Tensions, mésententes, menaces de démission… et finalement, le couperet est tombé. L’État a, selon nos informations, décidé de mettre fin au mandat de Luc Rémont à la présidence d’EDF. Il a été reçu ce vendredi matin par le ministre de l’Économie, Éric Lombard et celui de l’Industrie et de l’Énergie, Marc Ferracci. Le gouvernement a donc choisi de trancher sans attendre la fin du mandat du PDG, qui arrivait en théorie à échéance en juillet.

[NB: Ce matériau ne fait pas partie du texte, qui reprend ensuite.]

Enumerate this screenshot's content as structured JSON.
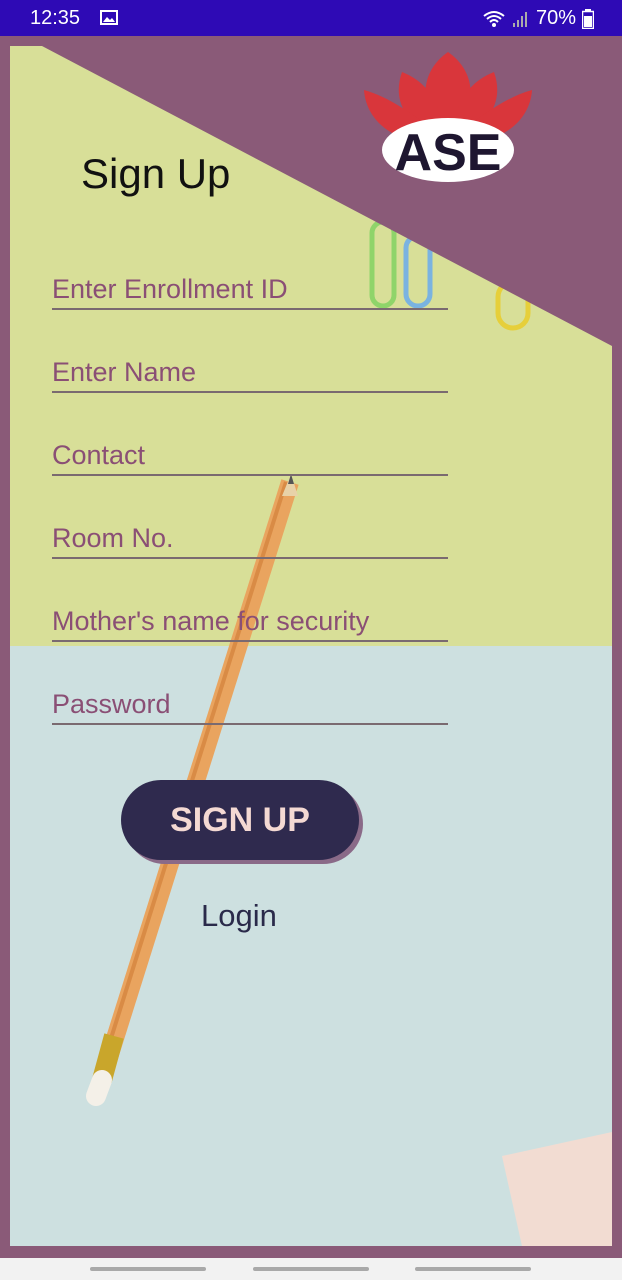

À la place de Luc Rémont, «le Président de la République envisage, sur proposition du Premier ministre, de nommer M. Bernard FONTANA en qualité de président-directeur général d’Electricité de France», a indiqué la présidence de la République dans un communiqué. Celui-ci est l’actuel directeur général de Framatome et d’Arabelle Solutions, deux filiales d’EDF. «La Présidente de l’Assemblée nationale et le Président du Sénat sont saisis de ce projet de nomination, afin que la commission intéressée de chacune des assemblées se prononce dans les conditions prévues par le cinquième alinéa de l’article 13 de la Constitution», précise le communiqué.
La question aurait aussi pu être tranchée lors de la prochaine Assemblée générale en juin. Mais les irritants entre l’État et le PDG d’EDF étaient trop nombreux, concentrés autour d’un sujet ô combien sensible, celui du prix de vente de l’électricité nucléaire.